A poco que salgamos de las fronteras, nos encontramos con la inmovilidad británica en torno al Brexit, el Parlamento lo está dando tantas vueltas que lo único que transmiten es que no saben lo que buscan, que han abierto un melón que es difícil de digerir, incluso que no parece que tengan muy claro al final si es conveniente la salida de la Unión Europea. Tampoco los ingleses saben lo que ocurre. Lo que conocemos por los informes del Banco de España es que una salida desordenada costaría a España 9.000 millones de euros y, si hay un acuerdo, apenas será perceptible. 
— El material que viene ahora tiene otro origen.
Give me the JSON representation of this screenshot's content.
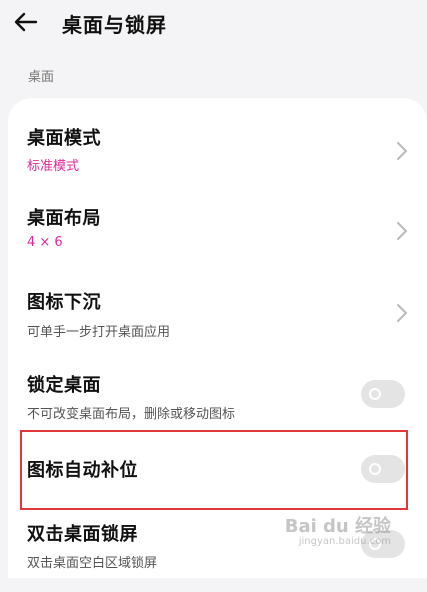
{
  "header": {
    "title": "桌面与锁屏",
    "back_icon": "arrow-left-icon"
  },
  "section": {
    "label": "桌面"
  },
  "rows": [
    {
      "title": "桌面模式",
      "subtitle": "标准模式",
      "control": "chevron"
    },
    {
      "title": "桌面布局",
      "subtitle": "4 × 6",
      "control": "chevron"
    },
    {
      "title": "图标下沉",
      "subtitle": "可单手一步打开桌面应用",
      "control": "chevron"
    },
    {
      "title": "锁定桌面",
      "subtitle": "不可改变桌面布局，删除或移动图标",
      "control": "toggle",
      "on": false
    },
    {
      "title": "图标自动补位",
      "subtitle": "",
      "control": "toggle",
      "on": false
    },
    {
      "title": "双击桌面锁屏",
      "subtitle": "双击桌面空白区域锁屏",
      "control": "toggle",
      "on": false
    }
  ],
  "watermark": {
    "text": "Bai du 经验",
    "sub": "jingyan.baidu.com"
  },
  "colors": {
    "accent": "#e0289a",
    "highlight": "#e03838",
    "background": "#f4f4f6"
  }
}
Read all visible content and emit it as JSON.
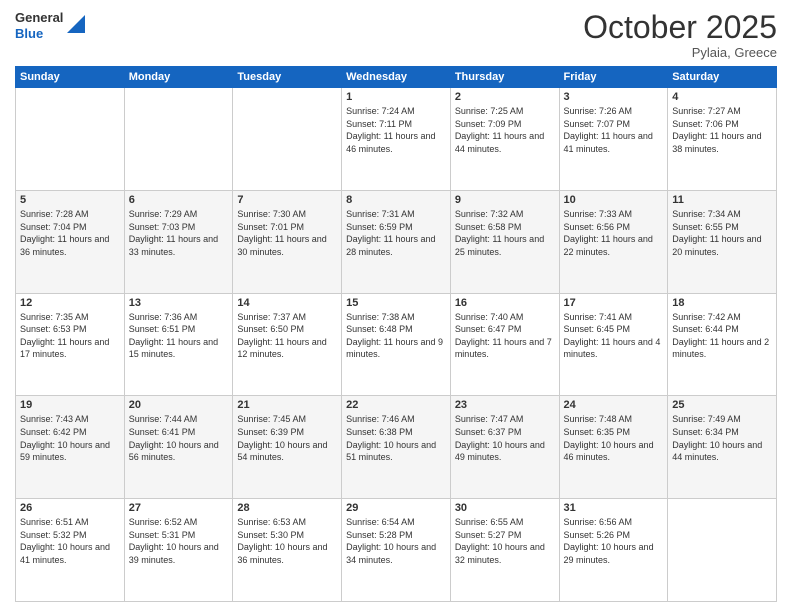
{
  "header": {
    "logo_line1": "General",
    "logo_line2": "Blue",
    "month": "October 2025",
    "location": "Pylaia, Greece"
  },
  "weekdays": [
    "Sunday",
    "Monday",
    "Tuesday",
    "Wednesday",
    "Thursday",
    "Friday",
    "Saturday"
  ],
  "weeks": [
    [
      {
        "day": "",
        "sunrise": "",
        "sunset": "",
        "daylight": ""
      },
      {
        "day": "",
        "sunrise": "",
        "sunset": "",
        "daylight": ""
      },
      {
        "day": "",
        "sunrise": "",
        "sunset": "",
        "daylight": ""
      },
      {
        "day": "1",
        "sunrise": "Sunrise: 7:24 AM",
        "sunset": "Sunset: 7:11 PM",
        "daylight": "Daylight: 11 hours and 46 minutes."
      },
      {
        "day": "2",
        "sunrise": "Sunrise: 7:25 AM",
        "sunset": "Sunset: 7:09 PM",
        "daylight": "Daylight: 11 hours and 44 minutes."
      },
      {
        "day": "3",
        "sunrise": "Sunrise: 7:26 AM",
        "sunset": "Sunset: 7:07 PM",
        "daylight": "Daylight: 11 hours and 41 minutes."
      },
      {
        "day": "4",
        "sunrise": "Sunrise: 7:27 AM",
        "sunset": "Sunset: 7:06 PM",
        "daylight": "Daylight: 11 hours and 38 minutes."
      }
    ],
    [
      {
        "day": "5",
        "sunrise": "Sunrise: 7:28 AM",
        "sunset": "Sunset: 7:04 PM",
        "daylight": "Daylight: 11 hours and 36 minutes."
      },
      {
        "day": "6",
        "sunrise": "Sunrise: 7:29 AM",
        "sunset": "Sunset: 7:03 PM",
        "daylight": "Daylight: 11 hours and 33 minutes."
      },
      {
        "day": "7",
        "sunrise": "Sunrise: 7:30 AM",
        "sunset": "Sunset: 7:01 PM",
        "daylight": "Daylight: 11 hours and 30 minutes."
      },
      {
        "day": "8",
        "sunrise": "Sunrise: 7:31 AM",
        "sunset": "Sunset: 6:59 PM",
        "daylight": "Daylight: 11 hours and 28 minutes."
      },
      {
        "day": "9",
        "sunrise": "Sunrise: 7:32 AM",
        "sunset": "Sunset: 6:58 PM",
        "daylight": "Daylight: 11 hours and 25 minutes."
      },
      {
        "day": "10",
        "sunrise": "Sunrise: 7:33 AM",
        "sunset": "Sunset: 6:56 PM",
        "daylight": "Daylight: 11 hours and 22 minutes."
      },
      {
        "day": "11",
        "sunrise": "Sunrise: 7:34 AM",
        "sunset": "Sunset: 6:55 PM",
        "daylight": "Daylight: 11 hours and 20 minutes."
      }
    ],
    [
      {
        "day": "12",
        "sunrise": "Sunrise: 7:35 AM",
        "sunset": "Sunset: 6:53 PM",
        "daylight": "Daylight: 11 hours and 17 minutes."
      },
      {
        "day": "13",
        "sunrise": "Sunrise: 7:36 AM",
        "sunset": "Sunset: 6:51 PM",
        "daylight": "Daylight: 11 hours and 15 minutes."
      },
      {
        "day": "14",
        "sunrise": "Sunrise: 7:37 AM",
        "sunset": "Sunset: 6:50 PM",
        "daylight": "Daylight: 11 hours and 12 minutes."
      },
      {
        "day": "15",
        "sunrise": "Sunrise: 7:38 AM",
        "sunset": "Sunset: 6:48 PM",
        "daylight": "Daylight: 11 hours and 9 minutes."
      },
      {
        "day": "16",
        "sunrise": "Sunrise: 7:40 AM",
        "sunset": "Sunset: 6:47 PM",
        "daylight": "Daylight: 11 hours and 7 minutes."
      },
      {
        "day": "17",
        "sunrise": "Sunrise: 7:41 AM",
        "sunset": "Sunset: 6:45 PM",
        "daylight": "Daylight: 11 hours and 4 minutes."
      },
      {
        "day": "18",
        "sunrise": "Sunrise: 7:42 AM",
        "sunset": "Sunset: 6:44 PM",
        "daylight": "Daylight: 11 hours and 2 minutes."
      }
    ],
    [
      {
        "day": "19",
        "sunrise": "Sunrise: 7:43 AM",
        "sunset": "Sunset: 6:42 PM",
        "daylight": "Daylight: 10 hours and 59 minutes."
      },
      {
        "day": "20",
        "sunrise": "Sunrise: 7:44 AM",
        "sunset": "Sunset: 6:41 PM",
        "daylight": "Daylight: 10 hours and 56 minutes."
      },
      {
        "day": "21",
        "sunrise": "Sunrise: 7:45 AM",
        "sunset": "Sunset: 6:39 PM",
        "daylight": "Daylight: 10 hours and 54 minutes."
      },
      {
        "day": "22",
        "sunrise": "Sunrise: 7:46 AM",
        "sunset": "Sunset: 6:38 PM",
        "daylight": "Daylight: 10 hours and 51 minutes."
      },
      {
        "day": "23",
        "sunrise": "Sunrise: 7:47 AM",
        "sunset": "Sunset: 6:37 PM",
        "daylight": "Daylight: 10 hours and 49 minutes."
      },
      {
        "day": "24",
        "sunrise": "Sunrise: 7:48 AM",
        "sunset": "Sunset: 6:35 PM",
        "daylight": "Daylight: 10 hours and 46 minutes."
      },
      {
        "day": "25",
        "sunrise": "Sunrise: 7:49 AM",
        "sunset": "Sunset: 6:34 PM",
        "daylight": "Daylight: 10 hours and 44 minutes."
      }
    ],
    [
      {
        "day": "26",
        "sunrise": "Sunrise: 6:51 AM",
        "sunset": "Sunset: 5:32 PM",
        "daylight": "Daylight: 10 hours and 41 minutes."
      },
      {
        "day": "27",
        "sunrise": "Sunrise: 6:52 AM",
        "sunset": "Sunset: 5:31 PM",
        "daylight": "Daylight: 10 hours and 39 minutes."
      },
      {
        "day": "28",
        "sunrise": "Sunrise: 6:53 AM",
        "sunset": "Sunset: 5:30 PM",
        "daylight": "Daylight: 10 hours and 36 minutes."
      },
      {
        "day": "29",
        "sunrise": "Sunrise: 6:54 AM",
        "sunset": "Sunset: 5:28 PM",
        "daylight": "Daylight: 10 hours and 34 minutes."
      },
      {
        "day": "30",
        "sunrise": "Sunrise: 6:55 AM",
        "sunset": "Sunset: 5:27 PM",
        "daylight": "Daylight: 10 hours and 32 minutes."
      },
      {
        "day": "31",
        "sunrise": "Sunrise: 6:56 AM",
        "sunset": "Sunset: 5:26 PM",
        "daylight": "Daylight: 10 hours and 29 minutes."
      },
      {
        "day": "",
        "sunrise": "",
        "sunset": "",
        "daylight": ""
      }
    ]
  ]
}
Y más cerca, también hablando de rupturas, mientras que los testimonios que se registran durante la vista del procés en el Tribunal Supremo van ordenando lo que se conocía, o se suponía, en otros casos, en cuanto a las acciones del independentismo blindado con fondos públicos, el presidente de la Generalitat, Quim Torra colorea lazos, tratando de burlar los requerimientos de la JEC, uno de los órganos institucionales que se ha dado la democracia en España, la misma que permite la convivencia y que se celebre una manifestación independentista en Madrid respetada por todos. Es una lástima porque, en el fondo, a sus promotores les hubiera gustado la presencia de algún exaltado o la intervención policial para tener argumentos y recurrir al Tribunal de Derechos Humanos de Estrasburgo, argumentos que si tuvieron el famoso 10-O, cuando el referéndum ilegal. 
Todo se reduce a propaganda, victimismo y un electoralismo trasnochado, con gestos antidemocráticos, o que pregunten a quienes no creen en la independencia, la mitad de los catalanes, al menos, cómo se comportan contra ellos y la marginación de la que son víctimas. 
Por si fuera poco el sobresalto mayúsculo nos lo trae la ultraderecha tratando de armar a los ciudadanos, mientras ficha a militares retirados, sin apenas respuesta por parte de quienes se ven como socios de gobierno en comunidades autónomas o ayuntamientos.